Юрген поднял голову. На село заходили штурмовики, немецкие штурмовики. За церковь метнулась фигурка майора Фрике.
— Четверо ко мне! — кричал он. — Крест! Ставим крест!
«Он сошел с ума, — подумал Юрген, — какой еще крест? По кому крест? По нам крест?»
Но ноги уже несли его к командиру. Вот он занял указанное ему место. Они стояли впятером, майор Фрике, фон Клеффель, Красавчик, Ули Шпигель и он, Юрген, образовав крест, и смотрели на пикирующий штурмовик.

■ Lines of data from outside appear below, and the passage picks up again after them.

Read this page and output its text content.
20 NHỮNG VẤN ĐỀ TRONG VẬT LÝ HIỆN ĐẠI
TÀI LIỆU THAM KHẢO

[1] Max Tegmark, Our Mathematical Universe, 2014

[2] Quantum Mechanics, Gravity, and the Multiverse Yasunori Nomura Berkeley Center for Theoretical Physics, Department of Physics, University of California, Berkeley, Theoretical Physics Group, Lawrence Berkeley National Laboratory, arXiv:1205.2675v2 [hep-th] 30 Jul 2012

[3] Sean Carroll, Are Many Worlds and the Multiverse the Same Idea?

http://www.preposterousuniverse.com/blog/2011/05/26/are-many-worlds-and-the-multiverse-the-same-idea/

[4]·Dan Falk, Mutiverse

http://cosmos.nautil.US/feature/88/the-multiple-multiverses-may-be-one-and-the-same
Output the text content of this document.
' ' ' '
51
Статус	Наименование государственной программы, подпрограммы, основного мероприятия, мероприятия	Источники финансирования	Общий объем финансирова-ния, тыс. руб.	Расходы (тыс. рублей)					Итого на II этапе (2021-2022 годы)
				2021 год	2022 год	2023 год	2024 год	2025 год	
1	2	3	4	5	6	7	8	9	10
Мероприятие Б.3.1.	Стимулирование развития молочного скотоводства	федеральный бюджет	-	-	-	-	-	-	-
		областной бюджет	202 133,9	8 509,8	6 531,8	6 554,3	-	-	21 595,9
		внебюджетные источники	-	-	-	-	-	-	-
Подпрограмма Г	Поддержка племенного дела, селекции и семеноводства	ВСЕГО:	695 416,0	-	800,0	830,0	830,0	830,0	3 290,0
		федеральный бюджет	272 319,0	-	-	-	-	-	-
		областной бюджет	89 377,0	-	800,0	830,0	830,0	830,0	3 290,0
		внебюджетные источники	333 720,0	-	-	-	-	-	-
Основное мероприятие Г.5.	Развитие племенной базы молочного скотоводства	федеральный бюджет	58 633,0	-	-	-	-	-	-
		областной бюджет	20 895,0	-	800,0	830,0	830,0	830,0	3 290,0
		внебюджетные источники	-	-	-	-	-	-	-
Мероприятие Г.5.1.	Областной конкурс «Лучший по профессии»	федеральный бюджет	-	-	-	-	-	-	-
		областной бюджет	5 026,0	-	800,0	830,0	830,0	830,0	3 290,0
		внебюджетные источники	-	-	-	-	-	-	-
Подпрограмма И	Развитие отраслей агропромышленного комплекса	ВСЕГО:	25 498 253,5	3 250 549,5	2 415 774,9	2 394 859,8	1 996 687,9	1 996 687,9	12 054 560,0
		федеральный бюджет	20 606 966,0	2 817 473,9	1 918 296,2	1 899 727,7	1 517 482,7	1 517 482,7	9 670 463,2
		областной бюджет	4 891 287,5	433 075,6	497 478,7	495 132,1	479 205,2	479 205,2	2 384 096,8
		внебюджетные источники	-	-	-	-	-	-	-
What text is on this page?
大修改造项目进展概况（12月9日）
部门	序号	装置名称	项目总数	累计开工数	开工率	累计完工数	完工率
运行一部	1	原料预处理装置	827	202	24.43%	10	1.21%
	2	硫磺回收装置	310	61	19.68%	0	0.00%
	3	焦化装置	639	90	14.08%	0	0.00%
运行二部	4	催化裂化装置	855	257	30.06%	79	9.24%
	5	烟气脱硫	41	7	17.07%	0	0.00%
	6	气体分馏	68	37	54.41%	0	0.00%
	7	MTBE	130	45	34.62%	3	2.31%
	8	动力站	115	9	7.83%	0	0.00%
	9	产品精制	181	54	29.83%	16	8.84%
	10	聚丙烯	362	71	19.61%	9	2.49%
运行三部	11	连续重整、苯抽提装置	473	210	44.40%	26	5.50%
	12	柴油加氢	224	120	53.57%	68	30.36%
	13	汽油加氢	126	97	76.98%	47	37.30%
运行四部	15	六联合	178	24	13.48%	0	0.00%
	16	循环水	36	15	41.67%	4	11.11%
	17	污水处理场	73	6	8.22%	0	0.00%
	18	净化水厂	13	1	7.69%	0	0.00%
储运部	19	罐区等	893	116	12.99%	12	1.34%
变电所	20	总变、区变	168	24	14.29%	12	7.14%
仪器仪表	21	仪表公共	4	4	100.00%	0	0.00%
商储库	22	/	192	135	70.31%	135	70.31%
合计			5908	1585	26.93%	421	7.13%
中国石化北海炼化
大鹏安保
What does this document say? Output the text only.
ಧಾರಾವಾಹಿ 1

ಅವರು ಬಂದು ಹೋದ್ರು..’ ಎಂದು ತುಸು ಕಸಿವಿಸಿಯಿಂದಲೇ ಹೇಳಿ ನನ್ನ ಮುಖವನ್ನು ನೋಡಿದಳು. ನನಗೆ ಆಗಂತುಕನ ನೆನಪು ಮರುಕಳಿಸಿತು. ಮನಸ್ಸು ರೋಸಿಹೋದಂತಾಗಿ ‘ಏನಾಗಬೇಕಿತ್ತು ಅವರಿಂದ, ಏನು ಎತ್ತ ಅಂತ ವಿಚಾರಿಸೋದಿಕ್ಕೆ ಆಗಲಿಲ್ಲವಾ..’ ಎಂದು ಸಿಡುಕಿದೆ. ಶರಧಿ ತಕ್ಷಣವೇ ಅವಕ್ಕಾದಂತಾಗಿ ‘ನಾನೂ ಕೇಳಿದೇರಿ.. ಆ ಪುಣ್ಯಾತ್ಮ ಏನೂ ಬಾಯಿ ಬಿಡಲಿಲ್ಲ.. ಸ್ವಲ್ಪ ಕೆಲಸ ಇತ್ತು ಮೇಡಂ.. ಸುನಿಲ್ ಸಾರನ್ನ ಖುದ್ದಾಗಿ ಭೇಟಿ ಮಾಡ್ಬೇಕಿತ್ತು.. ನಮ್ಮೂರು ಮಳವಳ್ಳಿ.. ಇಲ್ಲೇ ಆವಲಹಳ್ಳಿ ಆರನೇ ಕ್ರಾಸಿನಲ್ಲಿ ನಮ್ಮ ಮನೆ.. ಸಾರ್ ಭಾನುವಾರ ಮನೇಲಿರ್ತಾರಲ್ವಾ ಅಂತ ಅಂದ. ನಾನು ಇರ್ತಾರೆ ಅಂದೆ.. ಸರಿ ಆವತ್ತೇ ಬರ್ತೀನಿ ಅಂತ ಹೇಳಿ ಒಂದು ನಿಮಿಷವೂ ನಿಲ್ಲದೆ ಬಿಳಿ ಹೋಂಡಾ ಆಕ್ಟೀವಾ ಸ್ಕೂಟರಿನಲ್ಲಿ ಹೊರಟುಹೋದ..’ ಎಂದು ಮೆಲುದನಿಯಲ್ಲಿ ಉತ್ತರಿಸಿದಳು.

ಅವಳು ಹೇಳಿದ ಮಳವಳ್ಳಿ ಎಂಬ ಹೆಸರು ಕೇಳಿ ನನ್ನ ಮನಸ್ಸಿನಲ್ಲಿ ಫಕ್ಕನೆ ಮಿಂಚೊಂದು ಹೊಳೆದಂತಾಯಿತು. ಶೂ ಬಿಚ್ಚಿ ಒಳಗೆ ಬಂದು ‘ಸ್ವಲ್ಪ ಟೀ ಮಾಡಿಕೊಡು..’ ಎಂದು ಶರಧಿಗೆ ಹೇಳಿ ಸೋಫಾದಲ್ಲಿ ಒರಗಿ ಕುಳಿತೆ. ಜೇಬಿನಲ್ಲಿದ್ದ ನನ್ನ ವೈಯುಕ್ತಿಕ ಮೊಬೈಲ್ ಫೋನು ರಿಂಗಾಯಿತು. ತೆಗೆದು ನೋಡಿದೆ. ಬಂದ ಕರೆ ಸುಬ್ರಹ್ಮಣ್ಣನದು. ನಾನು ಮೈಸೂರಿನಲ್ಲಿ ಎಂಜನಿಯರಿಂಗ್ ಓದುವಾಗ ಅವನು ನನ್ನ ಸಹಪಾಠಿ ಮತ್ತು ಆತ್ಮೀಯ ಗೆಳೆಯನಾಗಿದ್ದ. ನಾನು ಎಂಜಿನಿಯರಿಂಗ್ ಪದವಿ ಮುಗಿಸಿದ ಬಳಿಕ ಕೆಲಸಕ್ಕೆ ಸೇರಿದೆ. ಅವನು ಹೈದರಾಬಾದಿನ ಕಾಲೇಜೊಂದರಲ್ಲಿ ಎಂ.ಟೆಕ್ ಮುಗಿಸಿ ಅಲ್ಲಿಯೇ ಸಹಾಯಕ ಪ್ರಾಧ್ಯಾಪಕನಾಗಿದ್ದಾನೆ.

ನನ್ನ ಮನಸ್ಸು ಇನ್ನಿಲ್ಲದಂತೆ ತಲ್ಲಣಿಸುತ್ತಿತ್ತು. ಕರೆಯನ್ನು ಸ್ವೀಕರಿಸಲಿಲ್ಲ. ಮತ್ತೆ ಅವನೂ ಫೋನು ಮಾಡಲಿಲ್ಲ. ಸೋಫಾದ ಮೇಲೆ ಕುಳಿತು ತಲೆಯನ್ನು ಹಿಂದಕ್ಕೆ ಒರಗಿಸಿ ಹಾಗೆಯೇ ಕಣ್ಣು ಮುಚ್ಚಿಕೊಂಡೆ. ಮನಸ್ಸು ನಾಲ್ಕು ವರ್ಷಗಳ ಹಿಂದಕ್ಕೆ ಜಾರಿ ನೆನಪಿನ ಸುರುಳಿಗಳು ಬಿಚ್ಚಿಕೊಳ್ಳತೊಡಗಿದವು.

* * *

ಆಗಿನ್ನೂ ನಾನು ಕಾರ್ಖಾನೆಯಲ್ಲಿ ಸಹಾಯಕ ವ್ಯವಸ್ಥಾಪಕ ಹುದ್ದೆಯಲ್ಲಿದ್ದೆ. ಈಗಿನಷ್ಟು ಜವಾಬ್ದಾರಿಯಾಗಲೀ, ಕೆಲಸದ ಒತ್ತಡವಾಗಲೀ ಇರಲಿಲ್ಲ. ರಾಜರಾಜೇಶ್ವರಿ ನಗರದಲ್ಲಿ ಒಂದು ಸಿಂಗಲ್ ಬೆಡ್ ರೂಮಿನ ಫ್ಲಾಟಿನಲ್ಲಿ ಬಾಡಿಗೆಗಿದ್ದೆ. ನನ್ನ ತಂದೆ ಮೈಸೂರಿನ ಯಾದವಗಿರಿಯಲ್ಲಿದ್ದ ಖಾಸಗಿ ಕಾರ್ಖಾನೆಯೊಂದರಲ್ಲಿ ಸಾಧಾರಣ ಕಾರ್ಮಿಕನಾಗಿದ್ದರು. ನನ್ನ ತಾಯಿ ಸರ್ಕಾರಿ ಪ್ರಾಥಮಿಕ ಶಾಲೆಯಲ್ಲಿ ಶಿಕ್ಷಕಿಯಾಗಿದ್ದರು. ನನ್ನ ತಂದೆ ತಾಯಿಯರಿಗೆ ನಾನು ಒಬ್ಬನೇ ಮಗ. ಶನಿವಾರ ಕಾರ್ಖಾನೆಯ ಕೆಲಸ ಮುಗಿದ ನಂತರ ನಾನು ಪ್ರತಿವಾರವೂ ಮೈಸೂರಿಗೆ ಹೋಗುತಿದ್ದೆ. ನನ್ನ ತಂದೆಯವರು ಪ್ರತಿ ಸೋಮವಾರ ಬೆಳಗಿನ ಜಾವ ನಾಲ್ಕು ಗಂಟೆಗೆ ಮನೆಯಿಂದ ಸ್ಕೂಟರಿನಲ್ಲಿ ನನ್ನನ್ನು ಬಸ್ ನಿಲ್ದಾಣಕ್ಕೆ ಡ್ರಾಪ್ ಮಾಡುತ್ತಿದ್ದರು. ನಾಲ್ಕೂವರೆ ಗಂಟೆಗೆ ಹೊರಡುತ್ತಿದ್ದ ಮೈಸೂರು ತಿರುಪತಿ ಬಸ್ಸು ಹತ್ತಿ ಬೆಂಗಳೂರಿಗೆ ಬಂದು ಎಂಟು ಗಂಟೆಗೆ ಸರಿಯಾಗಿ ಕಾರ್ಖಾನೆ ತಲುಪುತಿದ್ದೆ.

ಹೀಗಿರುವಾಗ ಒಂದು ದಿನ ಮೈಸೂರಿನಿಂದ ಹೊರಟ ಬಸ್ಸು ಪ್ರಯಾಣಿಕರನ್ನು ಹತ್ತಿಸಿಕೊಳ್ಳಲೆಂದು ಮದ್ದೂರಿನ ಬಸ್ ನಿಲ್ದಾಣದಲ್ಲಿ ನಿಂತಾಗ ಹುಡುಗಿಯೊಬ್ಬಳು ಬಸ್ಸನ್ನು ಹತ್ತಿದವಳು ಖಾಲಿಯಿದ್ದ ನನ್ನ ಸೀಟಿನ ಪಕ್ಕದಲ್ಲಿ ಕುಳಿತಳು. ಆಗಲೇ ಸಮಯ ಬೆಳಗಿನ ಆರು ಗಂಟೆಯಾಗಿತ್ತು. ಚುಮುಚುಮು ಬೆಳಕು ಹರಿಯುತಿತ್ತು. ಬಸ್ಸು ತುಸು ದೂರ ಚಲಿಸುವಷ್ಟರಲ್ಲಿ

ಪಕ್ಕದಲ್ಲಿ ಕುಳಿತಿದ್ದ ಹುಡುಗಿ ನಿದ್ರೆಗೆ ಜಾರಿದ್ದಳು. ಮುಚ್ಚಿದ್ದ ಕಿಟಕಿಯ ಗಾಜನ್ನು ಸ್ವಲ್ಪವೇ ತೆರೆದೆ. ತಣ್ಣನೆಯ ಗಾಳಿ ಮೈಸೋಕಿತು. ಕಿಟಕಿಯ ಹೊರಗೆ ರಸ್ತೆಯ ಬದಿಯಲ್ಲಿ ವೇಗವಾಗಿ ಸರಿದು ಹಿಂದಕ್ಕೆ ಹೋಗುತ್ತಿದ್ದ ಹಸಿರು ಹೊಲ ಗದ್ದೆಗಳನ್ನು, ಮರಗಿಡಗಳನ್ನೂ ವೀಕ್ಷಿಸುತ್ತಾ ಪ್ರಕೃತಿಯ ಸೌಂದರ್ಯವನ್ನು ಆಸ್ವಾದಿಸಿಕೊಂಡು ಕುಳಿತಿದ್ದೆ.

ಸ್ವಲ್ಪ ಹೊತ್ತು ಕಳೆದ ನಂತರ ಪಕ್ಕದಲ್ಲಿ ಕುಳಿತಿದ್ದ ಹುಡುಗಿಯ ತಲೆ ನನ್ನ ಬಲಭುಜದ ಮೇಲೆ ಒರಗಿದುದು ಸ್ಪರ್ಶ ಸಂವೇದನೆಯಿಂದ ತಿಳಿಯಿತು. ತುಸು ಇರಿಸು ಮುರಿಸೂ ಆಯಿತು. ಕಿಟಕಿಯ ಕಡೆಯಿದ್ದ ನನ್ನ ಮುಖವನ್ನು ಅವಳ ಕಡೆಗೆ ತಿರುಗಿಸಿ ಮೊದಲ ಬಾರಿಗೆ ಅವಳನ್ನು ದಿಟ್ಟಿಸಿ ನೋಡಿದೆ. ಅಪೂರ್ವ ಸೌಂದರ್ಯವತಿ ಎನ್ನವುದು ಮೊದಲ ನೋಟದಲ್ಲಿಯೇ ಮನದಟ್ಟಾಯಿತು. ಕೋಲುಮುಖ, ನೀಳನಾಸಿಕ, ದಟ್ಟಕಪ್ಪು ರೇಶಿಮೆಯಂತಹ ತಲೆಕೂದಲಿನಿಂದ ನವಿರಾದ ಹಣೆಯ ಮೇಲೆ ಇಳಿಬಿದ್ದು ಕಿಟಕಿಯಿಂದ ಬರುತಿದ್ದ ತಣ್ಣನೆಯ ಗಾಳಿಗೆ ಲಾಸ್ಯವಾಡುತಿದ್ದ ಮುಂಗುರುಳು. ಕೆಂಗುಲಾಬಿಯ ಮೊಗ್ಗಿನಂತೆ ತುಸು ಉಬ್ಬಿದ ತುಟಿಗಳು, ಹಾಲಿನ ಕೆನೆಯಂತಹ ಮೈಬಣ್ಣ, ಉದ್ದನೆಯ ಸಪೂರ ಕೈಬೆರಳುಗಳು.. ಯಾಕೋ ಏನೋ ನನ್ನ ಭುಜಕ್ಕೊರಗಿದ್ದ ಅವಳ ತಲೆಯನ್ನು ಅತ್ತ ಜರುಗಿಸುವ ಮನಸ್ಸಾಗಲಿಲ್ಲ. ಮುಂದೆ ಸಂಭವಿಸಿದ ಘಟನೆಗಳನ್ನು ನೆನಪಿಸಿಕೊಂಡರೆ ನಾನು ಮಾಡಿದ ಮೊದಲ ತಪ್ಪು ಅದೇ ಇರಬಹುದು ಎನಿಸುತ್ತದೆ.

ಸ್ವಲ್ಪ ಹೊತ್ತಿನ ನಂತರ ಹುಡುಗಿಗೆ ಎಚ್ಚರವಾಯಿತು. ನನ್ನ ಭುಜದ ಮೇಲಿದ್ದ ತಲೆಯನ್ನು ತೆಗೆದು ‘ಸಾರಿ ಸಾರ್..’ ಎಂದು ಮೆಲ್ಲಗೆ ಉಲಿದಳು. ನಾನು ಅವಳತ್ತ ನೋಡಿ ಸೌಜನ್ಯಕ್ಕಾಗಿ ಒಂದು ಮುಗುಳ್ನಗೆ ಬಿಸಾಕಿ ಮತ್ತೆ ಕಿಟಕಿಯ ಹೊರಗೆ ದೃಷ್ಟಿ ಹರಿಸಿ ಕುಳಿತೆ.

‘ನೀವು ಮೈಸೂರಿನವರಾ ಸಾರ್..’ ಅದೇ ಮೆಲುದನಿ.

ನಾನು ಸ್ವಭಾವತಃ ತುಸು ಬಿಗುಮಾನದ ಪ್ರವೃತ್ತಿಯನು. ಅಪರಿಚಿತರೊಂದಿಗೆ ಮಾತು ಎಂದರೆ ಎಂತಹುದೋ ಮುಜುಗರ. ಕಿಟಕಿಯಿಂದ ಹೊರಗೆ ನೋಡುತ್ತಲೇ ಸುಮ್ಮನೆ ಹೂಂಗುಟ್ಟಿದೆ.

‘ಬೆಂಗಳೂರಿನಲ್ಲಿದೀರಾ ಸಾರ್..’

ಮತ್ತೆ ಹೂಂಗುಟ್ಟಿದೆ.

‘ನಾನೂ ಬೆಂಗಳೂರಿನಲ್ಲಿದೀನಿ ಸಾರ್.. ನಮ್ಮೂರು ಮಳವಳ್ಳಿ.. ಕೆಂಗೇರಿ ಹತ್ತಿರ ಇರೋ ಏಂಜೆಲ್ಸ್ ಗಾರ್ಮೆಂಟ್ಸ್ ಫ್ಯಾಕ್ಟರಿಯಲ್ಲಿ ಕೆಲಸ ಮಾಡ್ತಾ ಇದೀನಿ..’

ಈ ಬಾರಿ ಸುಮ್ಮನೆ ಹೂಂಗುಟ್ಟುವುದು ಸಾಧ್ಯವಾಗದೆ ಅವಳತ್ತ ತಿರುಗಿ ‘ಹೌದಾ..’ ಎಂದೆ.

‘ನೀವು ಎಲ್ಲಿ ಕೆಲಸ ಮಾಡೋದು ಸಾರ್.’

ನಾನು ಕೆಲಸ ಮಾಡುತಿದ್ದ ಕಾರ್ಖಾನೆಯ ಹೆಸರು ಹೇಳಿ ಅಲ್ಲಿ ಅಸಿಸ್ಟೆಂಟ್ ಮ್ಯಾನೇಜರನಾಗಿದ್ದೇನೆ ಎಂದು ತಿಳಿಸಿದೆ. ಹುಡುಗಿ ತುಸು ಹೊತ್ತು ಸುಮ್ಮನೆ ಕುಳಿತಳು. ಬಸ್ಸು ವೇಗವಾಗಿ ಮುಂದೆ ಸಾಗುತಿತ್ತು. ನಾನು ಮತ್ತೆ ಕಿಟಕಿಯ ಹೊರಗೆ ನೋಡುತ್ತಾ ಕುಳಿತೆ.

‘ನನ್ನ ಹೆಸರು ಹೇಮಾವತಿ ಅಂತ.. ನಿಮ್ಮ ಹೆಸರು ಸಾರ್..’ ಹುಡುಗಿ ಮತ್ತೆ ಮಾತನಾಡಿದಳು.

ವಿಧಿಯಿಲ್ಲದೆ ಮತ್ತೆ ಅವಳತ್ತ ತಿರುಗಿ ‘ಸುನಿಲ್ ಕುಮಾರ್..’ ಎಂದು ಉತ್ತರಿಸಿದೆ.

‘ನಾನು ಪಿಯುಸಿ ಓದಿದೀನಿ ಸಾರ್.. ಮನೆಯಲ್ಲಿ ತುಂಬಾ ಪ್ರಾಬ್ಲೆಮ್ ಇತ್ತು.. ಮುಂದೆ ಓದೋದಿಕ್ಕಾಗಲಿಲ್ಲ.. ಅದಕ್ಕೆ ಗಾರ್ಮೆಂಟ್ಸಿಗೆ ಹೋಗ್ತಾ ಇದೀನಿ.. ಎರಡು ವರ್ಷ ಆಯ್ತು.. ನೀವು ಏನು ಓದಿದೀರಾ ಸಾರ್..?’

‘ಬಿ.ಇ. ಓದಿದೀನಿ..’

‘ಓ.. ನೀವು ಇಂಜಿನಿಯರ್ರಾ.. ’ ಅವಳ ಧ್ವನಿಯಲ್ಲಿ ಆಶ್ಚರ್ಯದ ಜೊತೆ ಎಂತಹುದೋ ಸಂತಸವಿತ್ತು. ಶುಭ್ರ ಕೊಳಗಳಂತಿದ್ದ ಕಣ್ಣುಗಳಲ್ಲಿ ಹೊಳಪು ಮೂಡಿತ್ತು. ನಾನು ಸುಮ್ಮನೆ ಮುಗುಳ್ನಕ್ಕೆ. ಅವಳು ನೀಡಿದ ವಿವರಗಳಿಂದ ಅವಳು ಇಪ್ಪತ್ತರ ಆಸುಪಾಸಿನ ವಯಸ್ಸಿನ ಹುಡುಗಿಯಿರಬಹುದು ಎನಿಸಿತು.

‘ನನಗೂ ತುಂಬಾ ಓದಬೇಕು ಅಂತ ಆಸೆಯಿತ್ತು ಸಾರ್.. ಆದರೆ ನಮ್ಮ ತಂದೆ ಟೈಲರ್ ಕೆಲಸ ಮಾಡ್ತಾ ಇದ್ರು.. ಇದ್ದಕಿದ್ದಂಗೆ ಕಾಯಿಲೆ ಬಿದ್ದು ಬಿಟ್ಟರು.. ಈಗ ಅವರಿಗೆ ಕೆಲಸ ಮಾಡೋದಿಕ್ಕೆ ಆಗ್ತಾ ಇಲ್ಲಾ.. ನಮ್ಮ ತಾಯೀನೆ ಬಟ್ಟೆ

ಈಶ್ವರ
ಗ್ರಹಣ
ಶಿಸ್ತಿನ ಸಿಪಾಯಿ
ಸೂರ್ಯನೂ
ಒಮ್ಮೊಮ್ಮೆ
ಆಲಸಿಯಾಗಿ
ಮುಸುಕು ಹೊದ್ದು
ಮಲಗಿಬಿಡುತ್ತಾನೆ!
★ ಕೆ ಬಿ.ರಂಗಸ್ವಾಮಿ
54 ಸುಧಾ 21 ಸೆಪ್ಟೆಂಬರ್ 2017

— Я всегда предчувствовал, что эти летчики рано или поздно меня достанут, — сказал фон Клеффель.
Но летчик рассмотрел в последний момент условный знак, чуть махнул крыльями и взмыл вверх. Возможно, он удивился, что ему отдали приказ разнести село, в котором еще оставалась немецкая часть. А может быть, он, как и они, уже ничему не удивлялся, ведь такие накладки случались все чаще.
— Ложись, — крикнул майор Фрике.
Очень вовремя крикнул. Они едва упали на землю, как иваны, забившиеся в щели при атаке штурмовика, возобновили по ним огонь.
В том селе они потеряли Дица. Он был смелый парень, Хайнц Диц, и хороший солдат. Он со своим пулеметом засел на верхнем ярусе церкви и оттуда поливал огнем иванов. С ним был Курт Кнауф, они были закадычными дружками и никогда не расставались. Иваны пытались сбить их из пушки. Церковь была сложена на славу, ее стены было не так просто пробить. Но один снаряд врезался рядом с окном, у которого залег Диц. Его пулемет замолчал.
— Вольф, выяснить обстановку! — приказал майор Фрике. Юрген в ту минуту был ближе всех к нему.
Юрген поднялся на хоры. Голова, руки и грудь Дица были изрешечены осколками. Красная кровь смешивалась с красной кирпичной крошкой. Рядом сидел Курт Кнауф. Он широко раскрытыми глазами смотрел на своего друга, раскачивался из стороны в сторону и тихо напевал:
О, du lieber Augustin,
Augustin, Augustin,
О, du lieber Augustin,
Alles ist hin!
П е р е в о д
О, дорогой Августин,
Августин, Августин,
О, дорогой Августин,
Все пропало!
— Зачем вы спустили сюда Дица? — спросил фон Клеффель чуть позднее. — Он же мертв, мертвее не бывает.
— Это был единственный способ спустить Кнауфа, — ответил Юрген, — он не хотел расставаться с другом. Вы же видите, в каком он состоянии?
— Будем надеяться, что это контузия. Что это пройдет. Такое случается, — сказал фон Клеффель, но без особой надежды.
Так они потеряли еще и Курта Кнауфа. Вернее, он сам себя потерял. Контузия здесь была ни при чем. Возможно, тронулся он еще раньше, но Юрген впервые заметил, что с Куртом что–то не так, когда они проходили мимо позиций, где принял свой последний, а может быть, одновременно и первый бой батальон новобранцев гитлерюгенда. Они шли и отводили глаза от десятков растерзанных молодых тел, от залитых кровью лиц, искаженных гримасами боли, враз постаревших. В пыли лежал штандарт. «Вечно юная Германия». Не нашлось никого, кто бы поднял его и унес с собой. Они полегли здесь все.